Solution to Problems in Burr Measurement

The measuring instruments typically used to measure burrs are limited to measuring three-dimensional targets and areas by means of point or line contact, resulting in low reliability of the measurement values. To resolve these measurement problems, KEYENCE has developed the 3D Optical Profilometer VR Series.
The VR Series accurately captures the 3D shape of the entire target surface without contacting the target. A 3D scan of the target on the stage can be completed in as little as one second, for high accuracy measurement of the 3D shape. It is capable of instantaneous and quantitative measurement with no errors in the measurement results. This section introduces some specific advantages of the VR Series.

Advantage 1: Measure the full surface for analysis of the entire shape.

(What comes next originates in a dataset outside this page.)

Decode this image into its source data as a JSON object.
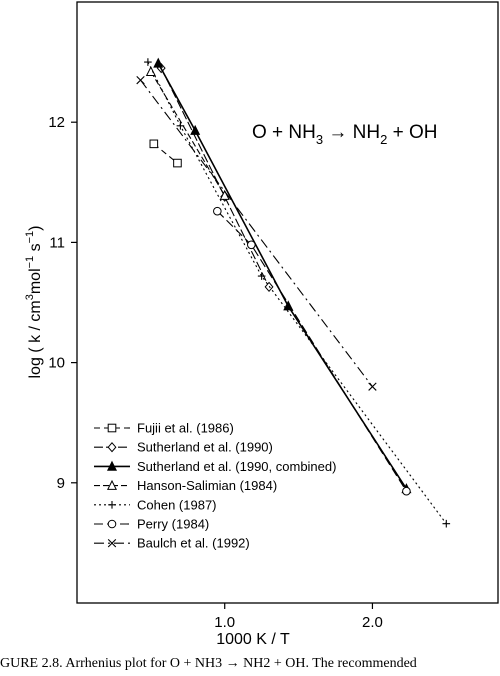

With the VR Series, 3D information for the entire surface is obtained with a single measurement. Users can identify the overall shape of the target, including the highest points and lowest points. Because the measurement locations can be quickly identified by anyone, this eliminates the need to perform repeated measurements when the specific location to target is not known. Measurement can be performed simply by placing the target on the stage and clicking a button. There is no need to make adjustments for each measurement, so the same measurement results can be obtained even with different operators.

Advantage 1: Measure the full surface for analysis of the entire shape.

Unlike conventional measuring instruments, the VR Series is capable of easily measuring burrs that are formed over a wide area, something which previously required much time and effort to measure. Measurement tools that allow a variety of measurements to be easily performed are also included. This makes it possible for even an operator, who is unfamiliar with measurement, to easily and instantaneously perform measurement and eliminates the need to assign a specialised operator to measurement work.

Advantage 2: Perform rapid, high-accuracy measurement.

A single measurement which covers the entire surface can be completed in as little as one second. Because measurement using conventional measuring instruments requires time, it was not easy to achieve a large increase in the number of samples.

Advantage 2: Perform rapid, high-accuracy measurement.

The VR Series is capable of measuring targets quickly and easily. It can be used in high-accuracy 3D measurement for a wide range of purposes. In addition to development and trials, it can also be used for sampling inspections or 100% inspections of small-lot or high-value products. It can reduce the outflow of defective products and allows reports to be created easily. This contributes to earning trust without having to invest an excessive amount of man-hours.

Summary: Dramatic Improvement and Higher Efficiency in Difficult Burr Shape Measurement

The VR Series can measure 3D target shapes accurately and instantaneously by high-speed 3D scanning without contacting the target. Even difficult measurement such as the heights and locations of burrs can be completed in as little as one second. The VR Series can solve all the problems involved with conventional measuring instruments.

  • Because the entire surface is measured, the VR Series can easily measure a wide area. Precise evaluations can be performed, ensuring that even fine burrs are not overlooked. The short measurement time makes it easy to increase the number of measured samples.
  • This eliminates variation resulting from human factors, making true quantitative measurement possible.
  • Without the need for positioning or other preparation, measurement can be performed simply by placing the target on the stage and pressing a button. This eliminates the need to assign a specialised operator for measurement work.
  • 3D shapes can be measured easily at high speeds with high accuracy. This makes it possible to measure a large number of targets in a short time, helping to improve quality.

The VR Series also allows comparisons with past 3D shape data and CAD data, as well as easy data analysis such as distribution within tolerances. It can be used effectively for a wide range of purposes including product development, manufacturing trend analysis, and sampling inspections.